How Technology is Modernizing the Clinical Research Process

Contrary to popular belief, the clinical research industry has not historically been at the cutting edge of health care. When I entered the field several years back, I remember registering surprise at the technology still being used at the time by some clinical research providers.

A major reason is that, outside of medical centers, organizations interested in doing medical research haven’t had a lot of technological resources provided to them. Even to this day, many aspects of clinical research are done manually. Electronic medical records have traditionally not been well suited for the research process, as they’re built around caring for patients and aren’t designed to collect data for studies.

Because of that, many smaller clinical research sites continue to operate on spreadsheets — going into groups of patient health records and running a report for certain diagnoses and lab values, then manually tracking every call and follow-up to build a list of interested, eligible patients. As you can imagine, this can be a tedious, time-consuming process.

Among clinical research professionals, two recurring issues tend to come up: recruitment and retention. In both areas, we at ObjectiveHealth believe that these processes can be improved with the use of cutting-edge technology.

To that end, we’ve been taking a look at the work processes being used at research sites and gradually building a suite of innovative tools to fix the problems we see operationally.

In 2022, we introduced ObjectiveScreen, a technology that connects to electronic record systems across multiple providers, helping to identify patients who are most likely to be eligible for clinical trials. Even better, this AI-driven technology learns from the data it collects, building algorithms that gradually improve over time, speeding up the recruitment process for each successive trial.

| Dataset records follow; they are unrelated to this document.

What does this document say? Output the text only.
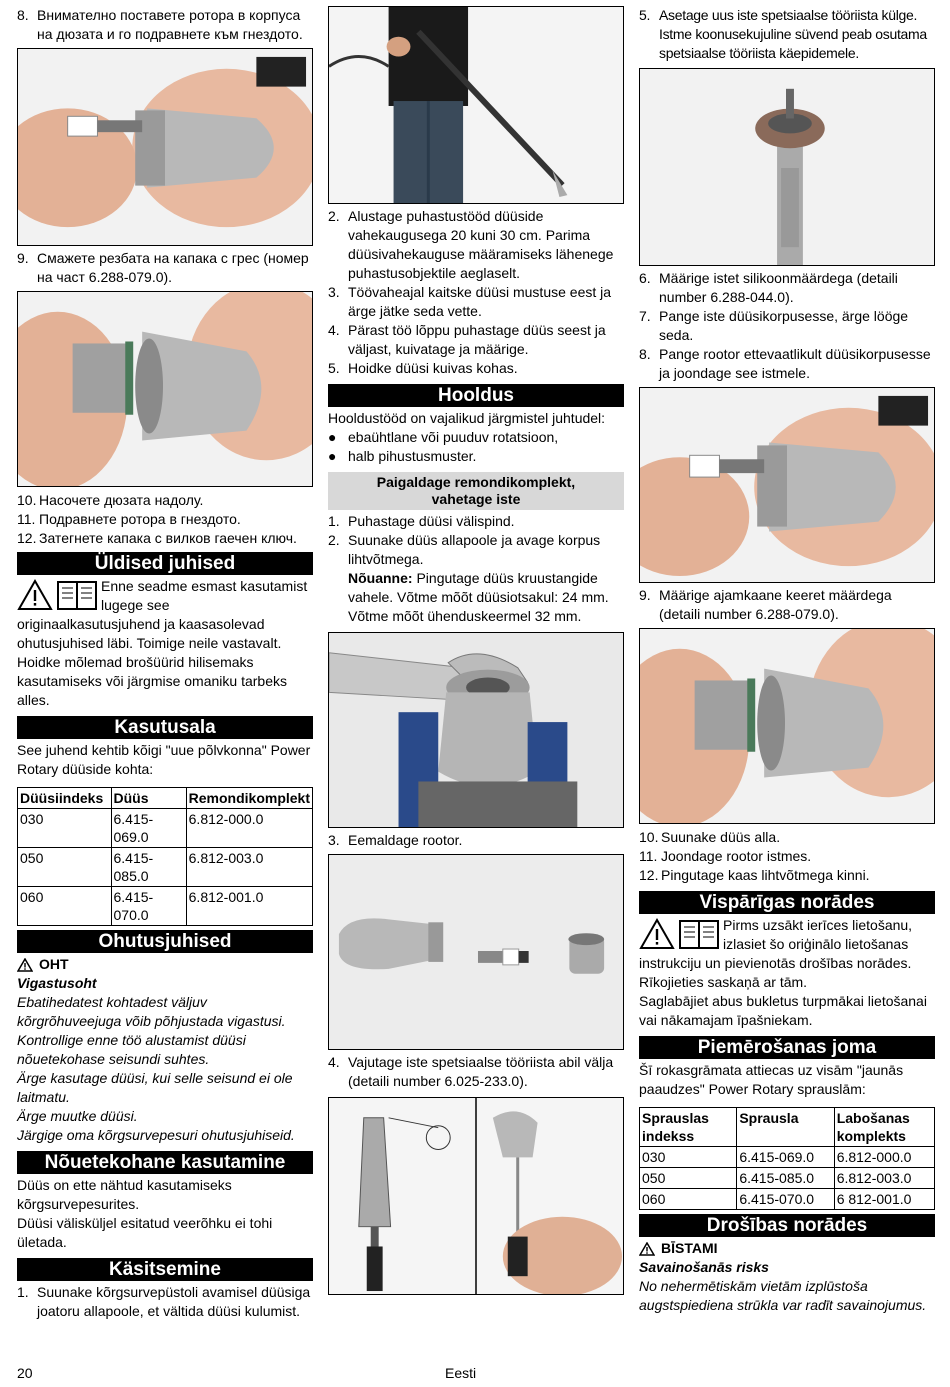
8. Внимателно поставете ротора в корпуса на дюзата и го подравнете към гнездото.
9. Смажете резбата на капака с грес (номер на част 6.288-079.0).
10. Насочете дюзата надолу.
11. Подравнете ротора в гнездото.
12. Затегнете капака с вилков гаечен ключ.
Üldised juhised

Enne seadme esmast kasutamist lugege see originaalkasutusjuhend ja kaasasolevad ohutusjuhised läbi. Toimige neile vastavalt.

Hoidke mõlemad brošüürid hilisemaks kasutamiseks või järgmise omaniku tarbeks alles.

Kasutusala

See juhend kehtib kõigi "uue põlvkonna" Power Rotary düüside kohta:

Düüsiindeks	Düüs	Remondikomplekt
030	6.415-069.0	6.812-000.0
050	6.415-085.0	6.812-003.0
060	6.415-070.0	6.812-001.0
Ohutusjuhised
OHT

Vigastusoht

Ebatihedatest kohtadest väljuv kõrgrõhuveejuga võib põhjustada vigastusi.

Kontrollige enne töö alustamist düüsi nõuetekohase seisundi suhtes.

Ärge kasutage düüsi, kui selle seisund ei ole laitmatu.

Ärge muutke düüsi.

Järgige oma kõrgsurvepesuri ohutusjuhiseid.

Nõuetekohane kasutamine

Düüs on ette nähtud kasutamiseks kõrgsurvepesurites.

Düüsi välisküljel esitatud veerõhku ei tohi ületada.

Käsitsemine
1. Suunake kõrgsurvepüstoli avamisel düüsiga joatoru allapoole, et vältida düüsi kulumist.
2. Alustage puhastustööd düüside vahekaugusega 20 kuni 30 cm. Parima düüsivahekauguse määramiseks lähenege puhastusobjektile aeglaselt.
3. Töövaheajal kaitske düüsi mustuse eest ja ärge jätke seda vette.
4. Pärast töö lõppu puhastage düüs seest ja väljast, kuivatage ja määrige.
5. Hoidke düüsi kuivas kohas.
Hooldus

Hooldustööd on vajalikud järgmistel juhtudel:

● ebaühtlane või puuduv rotatsioon,
● halb pihustusmuster.
Paigaldage remondikomplekt, vahetage iste
1. Puhastage düüsi välispind.
2. Suunake düüs allapoole ja avage korpus lihtvõtmega.
Nõuanne: Pingutage düüs kruustangide vahele. Võtme mõõt düüsiotsakul: 24 mm. Võtme mõõt ühenduskeermel 32 mm.
3. Eemaldage rootor.
4. Vajutage iste spetsiaalse tööriista abil välja (detaili number 6.025-233.0).
5. Asetage uus iste spetsiaalse tööriista külge. Istme koonusekujuline süvend peab osutama spetsiaalse tööriista käepidemele.
6. Määrige istet silikoonmäärdega (detaili number 6.288-044.0).
7. Pange iste düüsikorpusesse, ärge lööge seda.
8. Pange rootor ettevaatlikult düüsikorpusesse ja joondage see istmele.
9. Määrige ajamkaane keeret määrdega (detaili number 6.288-079.0).
10. Suunake düüs alla.
11. Joondage rootor istmes.
12. Pingutage kaas lihtvõtmega kinni.
Vispārīgas norādes

Pirms uzsākt ierīces lietošanu, izlasiet šo oriģinālo lietošanas instrukciju un pievienotās drošības norādes. Rīkojieties saskaņā ar tām.

Saglabājiet abus bukletus turpmākai lietošanai vai nākamajam īpašniekam.

Piemērošanas joma

Šī rokasgrāmata attiecas uz visām "jaunās paaudzes" Power Rotary sprauslām:

Sprauslas indekss	Sprausla	Labošanas komplekts
030	6.415-069.0	6.812-000.0
050	6.415-085.0	6.812-003.0
060	6.415-070.0	6 812-001.0
Drošības norādes
BĪSTAMI

Savainošanās risks

No nehermētiskām vietām izplūstoša augstspiediena strūkla var radīt savainojumus.

20	Eesti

In our studies, ObjectiveScreen has been especially effective at identifying patients with a condition called nonalcoholic steatophepatitis, or NASH. Since NASH is a silent, chronic condition, patients often aren’t diagnosed accurately at first. By examining health records for risk factors like diabetes, obesity, hypertension, hyperlipidemia, and abnormal biomarkers, ObjectiveScreen can point us toward potential candidates for novel treatments that are available through clinical trials.

One reason why ObjectiveScreen works so well is because of the kind of research company we are. Our study coordinators are embedded with our care provider partners,  operating an advanced research department at these sites. Our study coordinators monitor for upcoming patient appointments and use ObjectiveScreen to examine each patient’s medical history to stratify their risk for undiagnosed conditions. From there, they can intervene and suggest clinical research as a care option to patients who are at risk for a condition that might not be currently treatable or who aren’t responding well to their current treatment.

Only a small percentage of patients who are initially flagged will still be eligible for a study following subsequent screenings. However, by casting a wide net and using ObjectiveScreen’s technology, we’re able to recruit three times as many patients than before, resulting in six to eight weeks’ faster enrollment.

Retaining patients is another matter entirely. Our success in this area — a 90% patient retention rate, compared to a 70% industry average — is a result of using technological tools while also utilizing the strength of doctor-patient relationships. Because we’re physically located within practices, we have the advantage of patients viewing our research as an extension of their existing care plan, which increases their willingness to participate.

From a technology perspective, we engage our patients virtually, sending out educational materials and text messages to coordinate visits and remind them of upcoming appointments. We also continue to monitor patients longitudinally over multiple visits, so if they are interested in participating in a study but don’t make it through the screening process initially, we’ll follow up with them when there’s a new study to see if they’re still interested.

We’ve also recently introduced ObjectiveView,  an advanced analytics platform designed to give trial sponsors deeper insight into the full clinical trial process, from recruitment all the way up to enrollment. This tool empowers sponsors, allowing them to continually monitor the progress of their studies, identify potential roadblocks, and understand the underlying cause of any issue that may arise. With this information, sponsors can collaborate with sites to quickly and effectively address any challenges by adjusting their recruitment and screening procedures.

ObjectiveView is an invaluable tool for trial sponsors seeking to optimize their clinical trials by providing real-time data and insights into the progress of their studies. By using this platform, sponsors can better understand the challenges and hurdles associated with their trials, and take proactive steps to improve the overall trial process, ultimately leading to better outcomes.

Moving forward, we’re continuing to think about how technological solutions can elevate the work we do, including additional patient-facing tools that could potentially help further with retention issues. We’re constantly chasing a more efficient, streamlined version of clinical research that eliminates grunt work and focuses on delivering clear, actionable results for sponsors.